There is, in fact, a vein of stoic philosophy that runs through these books, which is very Scandinavian, a little dark, and, I believe, wonderfully good for children, and I am immensely gratified to find that the Moomin stories have become my kids’ absolute favorites. In truth, I would love nothing more than for their childhood to resemble the accepting, adventurous, joyous world of the Moomin family – and for my daughter to be fierce and fiery like Little My (though I do teach her not to bite strangers she happens to dislike) and for my son to be loyal, gentle, and brave like Moomin.
About Author Olga Grushin from Goodreads:
Synopsis of Forty Rooms by Olga Grushin from Goodreads:
The internationally acclaimed author of The Dream Life of Sukhanov now returns to gift us with Forty Rooms, which outshines even that prizewinning novel.

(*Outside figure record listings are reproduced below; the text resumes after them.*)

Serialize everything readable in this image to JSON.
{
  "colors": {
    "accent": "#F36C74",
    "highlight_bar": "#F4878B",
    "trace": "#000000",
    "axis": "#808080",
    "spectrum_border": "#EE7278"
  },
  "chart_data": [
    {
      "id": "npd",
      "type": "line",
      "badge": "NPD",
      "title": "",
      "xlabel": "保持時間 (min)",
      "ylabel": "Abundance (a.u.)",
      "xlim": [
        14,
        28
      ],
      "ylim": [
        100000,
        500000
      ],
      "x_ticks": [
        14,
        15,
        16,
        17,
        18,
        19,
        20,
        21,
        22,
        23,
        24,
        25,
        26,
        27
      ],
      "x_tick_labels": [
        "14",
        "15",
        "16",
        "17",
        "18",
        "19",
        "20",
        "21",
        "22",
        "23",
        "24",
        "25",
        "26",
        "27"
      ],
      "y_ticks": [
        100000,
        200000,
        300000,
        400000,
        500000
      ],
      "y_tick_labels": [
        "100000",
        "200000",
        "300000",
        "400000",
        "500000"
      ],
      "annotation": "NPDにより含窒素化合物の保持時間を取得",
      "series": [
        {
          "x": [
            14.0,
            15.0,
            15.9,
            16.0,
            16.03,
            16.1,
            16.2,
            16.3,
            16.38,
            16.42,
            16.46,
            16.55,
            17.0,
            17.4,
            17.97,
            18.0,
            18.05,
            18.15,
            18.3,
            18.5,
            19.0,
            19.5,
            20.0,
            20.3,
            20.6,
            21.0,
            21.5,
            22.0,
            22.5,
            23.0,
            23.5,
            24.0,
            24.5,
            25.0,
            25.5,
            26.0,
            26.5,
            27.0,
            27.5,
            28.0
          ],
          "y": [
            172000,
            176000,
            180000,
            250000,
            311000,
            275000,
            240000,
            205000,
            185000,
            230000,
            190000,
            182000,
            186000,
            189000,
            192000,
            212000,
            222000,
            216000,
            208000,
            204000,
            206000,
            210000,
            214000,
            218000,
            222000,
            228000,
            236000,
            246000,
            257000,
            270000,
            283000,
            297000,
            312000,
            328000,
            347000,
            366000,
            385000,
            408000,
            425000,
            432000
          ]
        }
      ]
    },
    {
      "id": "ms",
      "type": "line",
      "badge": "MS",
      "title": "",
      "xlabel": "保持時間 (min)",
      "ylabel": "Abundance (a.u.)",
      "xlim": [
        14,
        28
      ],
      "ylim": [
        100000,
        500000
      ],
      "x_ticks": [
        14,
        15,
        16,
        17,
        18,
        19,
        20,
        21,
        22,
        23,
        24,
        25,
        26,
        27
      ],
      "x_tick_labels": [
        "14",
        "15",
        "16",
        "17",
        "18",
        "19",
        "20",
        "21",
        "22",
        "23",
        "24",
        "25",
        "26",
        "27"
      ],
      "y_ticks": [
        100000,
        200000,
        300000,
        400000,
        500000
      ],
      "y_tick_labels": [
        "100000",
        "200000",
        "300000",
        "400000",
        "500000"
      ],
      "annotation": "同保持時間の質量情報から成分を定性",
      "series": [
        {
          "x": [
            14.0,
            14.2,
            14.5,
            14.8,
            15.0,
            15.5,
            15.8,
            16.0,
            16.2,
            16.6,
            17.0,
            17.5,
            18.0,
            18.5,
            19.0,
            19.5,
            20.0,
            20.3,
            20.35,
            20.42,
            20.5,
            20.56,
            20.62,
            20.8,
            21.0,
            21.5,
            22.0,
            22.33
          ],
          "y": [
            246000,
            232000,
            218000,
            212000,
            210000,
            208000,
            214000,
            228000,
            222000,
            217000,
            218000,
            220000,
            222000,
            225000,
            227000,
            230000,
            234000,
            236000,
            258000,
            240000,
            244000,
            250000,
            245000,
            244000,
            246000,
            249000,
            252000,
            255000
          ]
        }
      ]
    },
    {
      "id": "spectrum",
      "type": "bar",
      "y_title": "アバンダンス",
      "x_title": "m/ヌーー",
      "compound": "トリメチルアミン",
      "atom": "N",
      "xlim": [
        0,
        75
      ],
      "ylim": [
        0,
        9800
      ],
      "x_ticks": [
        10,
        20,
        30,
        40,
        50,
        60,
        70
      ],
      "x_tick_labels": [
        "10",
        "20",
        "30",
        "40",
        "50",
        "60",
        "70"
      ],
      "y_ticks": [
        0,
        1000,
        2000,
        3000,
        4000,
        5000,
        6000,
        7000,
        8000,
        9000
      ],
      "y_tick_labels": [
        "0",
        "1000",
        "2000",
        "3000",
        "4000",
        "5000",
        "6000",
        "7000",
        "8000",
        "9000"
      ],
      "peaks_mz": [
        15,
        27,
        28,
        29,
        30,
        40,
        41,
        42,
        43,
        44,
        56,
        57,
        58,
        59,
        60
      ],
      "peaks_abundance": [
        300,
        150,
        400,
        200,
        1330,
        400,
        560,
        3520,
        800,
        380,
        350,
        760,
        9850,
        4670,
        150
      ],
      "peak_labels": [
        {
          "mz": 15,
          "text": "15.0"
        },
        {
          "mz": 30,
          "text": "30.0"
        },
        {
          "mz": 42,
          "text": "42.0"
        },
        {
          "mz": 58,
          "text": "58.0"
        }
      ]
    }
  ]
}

Totally original in conception and magnificently executed, Forty Rooms is mysterious, withholding, and ultimately emotionally devastating. Olga Grushin is dealing with issues of women’s identity, of women’s choices, that no modern novel has explored so deeply.
“Forty rooms” is a conceit: it proposes that a modern woman will inhabit forty rooms in her lifetime. They form her biography, from childhood to death. For our protagonist, the much-loved child of a late marriage, the first rooms she is aware of as she nears the age of five are those that make up her family’s Moscow apartment. We follow this child as she reaches adolescence, leaves home to study in America, and slowly discovers sexual happiness and love. But her hunger for adventure and her longing to be a great poet conspire to kill the affair. She seems to have made her choice. But one day she runs into a college classmate. He is sure of his path through life, and he is protective of her. (He is also a great cook.) They drift into an affair and marriage. What follows are the decades of births and deaths, the celebrations, material accumulations, and home comforts—until one day, her children grown and gone, her husband absent, she finds herself alone except for the ghosts of her youth, who have come back to haunt and even taunt her.

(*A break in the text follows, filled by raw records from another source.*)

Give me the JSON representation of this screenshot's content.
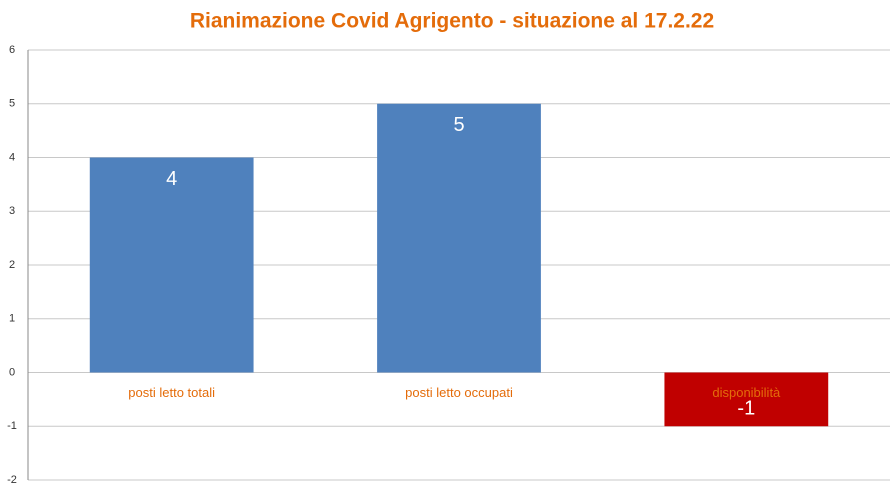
{
  "chart_data": {
    "type": "bar",
    "title": "Rianimazione Covid Agrigento - situazione al 17.2.22",
    "categories": [
      "posti letto totali",
      "posti letto occupati",
      "disponibilità"
    ],
    "values": [
      4,
      5,
      -1
    ],
    "colors": [
      "#4f81bd",
      "#4f81bd",
      "#c00000"
    ],
    "ylim": [
      -2,
      6
    ],
    "yticks": [
      -2,
      -1,
      0,
      1,
      2,
      3,
      4,
      5,
      6
    ],
    "grid": true
  }
}
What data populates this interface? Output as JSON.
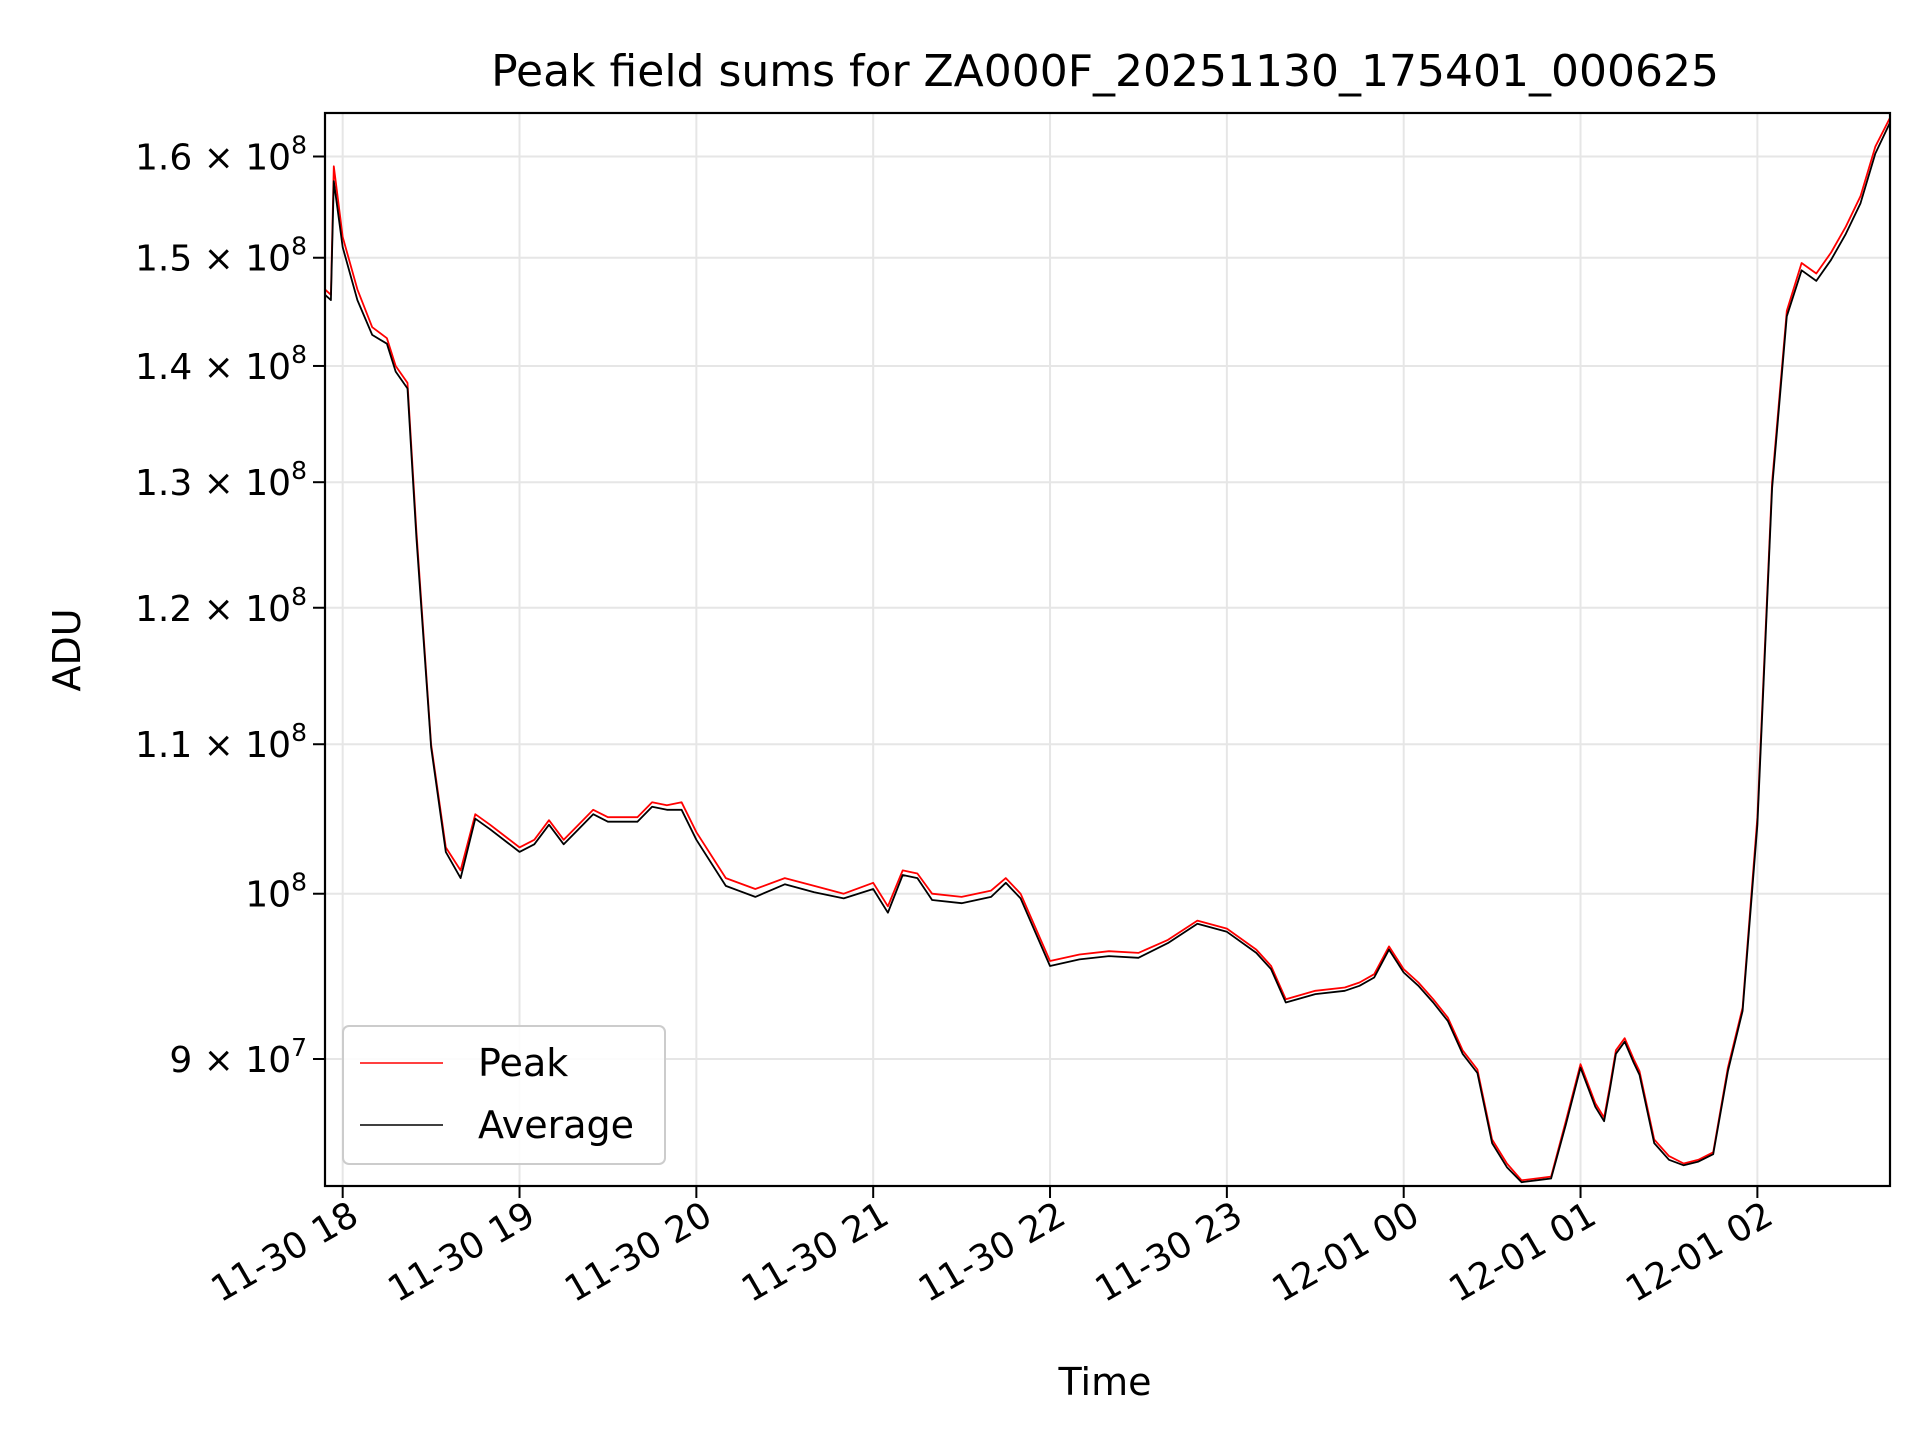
{
  "chart_data": {
    "type": "line",
    "title": "Peak field sums for ZA000F_20251130_175401_000625",
    "xlabel": "Time",
    "ylabel": "ADU",
    "yscale": "log",
    "ylim": [
      83000000,
      164500000
    ],
    "xlim": [
      "2025-11-30 17:54",
      "2025-12-01 02:45"
    ],
    "x_ticks": [
      "11-30 18",
      "11-30 19",
      "11-30 20",
      "11-30 21",
      "11-30 22",
      "11-30 23",
      "12-01 00",
      "12-01 01",
      "12-01 02"
    ],
    "y_ticks": [
      {
        "value": 90000000,
        "mantissa": "9",
        "exponent": "7"
      },
      {
        "value": 100000000,
        "mantissa": "",
        "exponent": "8"
      },
      {
        "value": 110000000,
        "mantissa": "1.1",
        "exponent": "8"
      },
      {
        "value": 120000000,
        "mantissa": "1.2",
        "exponent": "8"
      },
      {
        "value": 130000000,
        "mantissa": "1.3",
        "exponent": "8"
      },
      {
        "value": 140000000,
        "mantissa": "1.4",
        "exponent": "8"
      },
      {
        "value": 150000000,
        "mantissa": "1.5",
        "exponent": "8"
      },
      {
        "value": 160000000,
        "mantissa": "1.6",
        "exponent": "8"
      }
    ],
    "grid": true,
    "legend_position": "lower-left",
    "series": [
      {
        "name": "Peak",
        "color": "#ff0000",
        "x": [
          "2025-11-30 17:54",
          "2025-11-30 17:56",
          "2025-11-30 17:57",
          "2025-11-30 18:00",
          "2025-11-30 18:05",
          "2025-11-30 18:10",
          "2025-11-30 18:15",
          "2025-11-30 18:18",
          "2025-11-30 18:22",
          "2025-11-30 18:25",
          "2025-11-30 18:30",
          "2025-11-30 18:35",
          "2025-11-30 18:40",
          "2025-11-30 18:45",
          "2025-11-30 18:50",
          "2025-11-30 19:00",
          "2025-11-30 19:05",
          "2025-11-30 19:10",
          "2025-11-30 19:15",
          "2025-11-30 19:20",
          "2025-11-30 19:25",
          "2025-11-30 19:30",
          "2025-11-30 19:40",
          "2025-11-30 19:45",
          "2025-11-30 19:50",
          "2025-11-30 19:55",
          "2025-11-30 20:00",
          "2025-11-30 20:10",
          "2025-11-30 20:20",
          "2025-11-30 20:30",
          "2025-11-30 20:40",
          "2025-11-30 20:50",
          "2025-11-30 21:00",
          "2025-11-30 21:05",
          "2025-11-30 21:10",
          "2025-11-30 21:15",
          "2025-11-30 21:20",
          "2025-11-30 21:30",
          "2025-11-30 21:40",
          "2025-11-30 21:45",
          "2025-11-30 21:50",
          "2025-11-30 22:00",
          "2025-11-30 22:10",
          "2025-11-30 22:20",
          "2025-11-30 22:30",
          "2025-11-30 22:40",
          "2025-11-30 22:50",
          "2025-11-30 23:00",
          "2025-11-30 23:10",
          "2025-11-30 23:15",
          "2025-11-30 23:20",
          "2025-11-30 23:30",
          "2025-11-30 23:40",
          "2025-11-30 23:45",
          "2025-11-30 23:50",
          "2025-11-30 23:55",
          "2025-12-01 00:00",
          "2025-12-01 00:05",
          "2025-12-01 00:10",
          "2025-12-01 00:15",
          "2025-12-01 00:20",
          "2025-12-01 00:25",
          "2025-12-01 00:30",
          "2025-12-01 00:35",
          "2025-12-01 00:40",
          "2025-12-01 00:45",
          "2025-12-01 00:50",
          "2025-12-01 00:55",
          "2025-12-01 01:00",
          "2025-12-01 01:05",
          "2025-12-01 01:08",
          "2025-12-01 01:10",
          "2025-12-01 01:12",
          "2025-12-01 01:15",
          "2025-12-01 01:18",
          "2025-12-01 01:20",
          "2025-12-01 01:25",
          "2025-12-01 01:30",
          "2025-12-01 01:35",
          "2025-12-01 01:40",
          "2025-12-01 01:45",
          "2025-12-01 01:50",
          "2025-12-01 01:55",
          "2025-12-01 02:00",
          "2025-12-01 02:05",
          "2025-12-01 02:10",
          "2025-12-01 02:15",
          "2025-12-01 02:20",
          "2025-12-01 02:25",
          "2025-12-01 02:30",
          "2025-12-01 02:35",
          "2025-12-01 02:40",
          "2025-12-01 02:45"
        ],
        "y": [
          147000000,
          146500000,
          159000000,
          152000000,
          147000000,
          143500000,
          142500000,
          140000000,
          138500000,
          126000000,
          110000000,
          103000000,
          101500000,
          105200000,
          104500000,
          103000000,
          103500000,
          104800000,
          103500000,
          104500000,
          105500000,
          105000000,
          105000000,
          106000000,
          105800000,
          106000000,
          104000000,
          101000000,
          100300000,
          101000000,
          100500000,
          100000000,
          100700000,
          99200000,
          101500000,
          101300000,
          100000000,
          99800000,
          100200000,
          101000000,
          100000000,
          95800000,
          96200000,
          96400000,
          96300000,
          97100000,
          98300000,
          97800000,
          96500000,
          95500000,
          93500000,
          94000000,
          94200000,
          94500000,
          95000000,
          96700000,
          95300000,
          94500000,
          93500000,
          92400000,
          90500000,
          89400000,
          85500000,
          84200000,
          83300000,
          83400000,
          83500000,
          86500000,
          89700000,
          87500000,
          86700000,
          88500000,
          90500000,
          91200000,
          90000000,
          89300000,
          85500000,
          84600000,
          84200000,
          84400000,
          84800000,
          89500000,
          93000000,
          105000000,
          130000000,
          145000000,
          149500000,
          148500000,
          150500000,
          153000000,
          156000000,
          161000000,
          164000000
        ]
      },
      {
        "name": "Average",
        "color": "#000000",
        "x": [
          "2025-11-30 17:54",
          "2025-11-30 17:56",
          "2025-11-30 17:57",
          "2025-11-30 18:00",
          "2025-11-30 18:05",
          "2025-11-30 18:10",
          "2025-11-30 18:15",
          "2025-11-30 18:18",
          "2025-11-30 18:22",
          "2025-11-30 18:25",
          "2025-11-30 18:30",
          "2025-11-30 18:35",
          "2025-11-30 18:40",
          "2025-11-30 18:45",
          "2025-11-30 18:50",
          "2025-11-30 19:00",
          "2025-11-30 19:05",
          "2025-11-30 19:10",
          "2025-11-30 19:15",
          "2025-11-30 19:20",
          "2025-11-30 19:25",
          "2025-11-30 19:30",
          "2025-11-30 19:40",
          "2025-11-30 19:45",
          "2025-11-30 19:50",
          "2025-11-30 19:55",
          "2025-11-30 20:00",
          "2025-11-30 20:10",
          "2025-11-30 20:20",
          "2025-11-30 20:30",
          "2025-11-30 20:40",
          "2025-11-30 20:50",
          "2025-11-30 21:00",
          "2025-11-30 21:05",
          "2025-11-30 21:10",
          "2025-11-30 21:15",
          "2025-11-30 21:20",
          "2025-11-30 21:30",
          "2025-11-30 21:40",
          "2025-11-30 21:45",
          "2025-11-30 21:50",
          "2025-11-30 22:00",
          "2025-11-30 22:10",
          "2025-11-30 22:20",
          "2025-11-30 22:30",
          "2025-11-30 22:40",
          "2025-11-30 22:50",
          "2025-11-30 23:00",
          "2025-11-30 23:10",
          "2025-11-30 23:15",
          "2025-11-30 23:20",
          "2025-11-30 23:30",
          "2025-11-30 23:40",
          "2025-11-30 23:45",
          "2025-11-30 23:50",
          "2025-11-30 23:55",
          "2025-12-01 00:00",
          "2025-12-01 00:05",
          "2025-12-01 00:10",
          "2025-12-01 00:15",
          "2025-12-01 00:20",
          "2025-12-01 00:25",
          "2025-12-01 00:30",
          "2025-12-01 00:35",
          "2025-12-01 00:40",
          "2025-12-01 00:45",
          "2025-12-01 00:50",
          "2025-12-01 00:55",
          "2025-12-01 01:00",
          "2025-12-01 01:05",
          "2025-12-01 01:08",
          "2025-12-01 01:10",
          "2025-12-01 01:12",
          "2025-12-01 01:15",
          "2025-12-01 01:18",
          "2025-12-01 01:20",
          "2025-12-01 01:25",
          "2025-12-01 01:30",
          "2025-12-01 01:35",
          "2025-12-01 01:40",
          "2025-12-01 01:45",
          "2025-12-01 01:50",
          "2025-12-01 01:55",
          "2025-12-01 02:00",
          "2025-12-01 02:05",
          "2025-12-01 02:10",
          "2025-12-01 02:15",
          "2025-12-01 02:20",
          "2025-12-01 02:25",
          "2025-12-01 02:30",
          "2025-12-01 02:35",
          "2025-12-01 02:40",
          "2025-12-01 02:45"
        ],
        "y": [
          146500000,
          146000000,
          157500000,
          151000000,
          146000000,
          142800000,
          142000000,
          139500000,
          138000000,
          125500000,
          109800000,
          102700000,
          101000000,
          104900000,
          104200000,
          102700000,
          103200000,
          104500000,
          103200000,
          104200000,
          105200000,
          104700000,
          104700000,
          105700000,
          105500000,
          105500000,
          103500000,
          100500000,
          99800000,
          100600000,
          100100000,
          99700000,
          100300000,
          98800000,
          101200000,
          101000000,
          99600000,
          99400000,
          99800000,
          100700000,
          99700000,
          95500000,
          95900000,
          96100000,
          96000000,
          96900000,
          98100000,
          97600000,
          96300000,
          95300000,
          93300000,
          93800000,
          94000000,
          94300000,
          94800000,
          96500000,
          95100000,
          94300000,
          93300000,
          92200000,
          90300000,
          89200000,
          85300000,
          84000000,
          83200000,
          83300000,
          83400000,
          86300000,
          89500000,
          87300000,
          86500000,
          88300000,
          90300000,
          91000000,
          89800000,
          89100000,
          85300000,
          84400000,
          84100000,
          84300000,
          84700000,
          89300000,
          92800000,
          104500000,
          129500000,
          144500000,
          148800000,
          147800000,
          149800000,
          152300000,
          155300000,
          160300000,
          163500000
        ]
      }
    ]
  }
}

Compelling and complex, Forty Rooms is also profoundly affecting, its ending shattering but true. We know that Mrs. Caldwell (for that is the only name by which we know her) has died. Was it a life well lived? Quite likely. Was it a life complete? Does such a life ever really exist? Life is, after all, full of trade-offs and choices. Who is to say her path was not well taken? It is this ambiguity that is at the heart of this provocative novel.
Thanks to Allison from The Book Wheel for putting on this event and bringing Olga to my blog. I have enjoyed getting to know Olga’s work and these adorably charming Moomin characters by the late Tove Jansson that she recommended. My boys and I will be checking out these books, I love the simplicity and as you know, it’s my mission to help others celebrate the small victories in life and the Moomin series will be the the perfect addition to our kids’ library!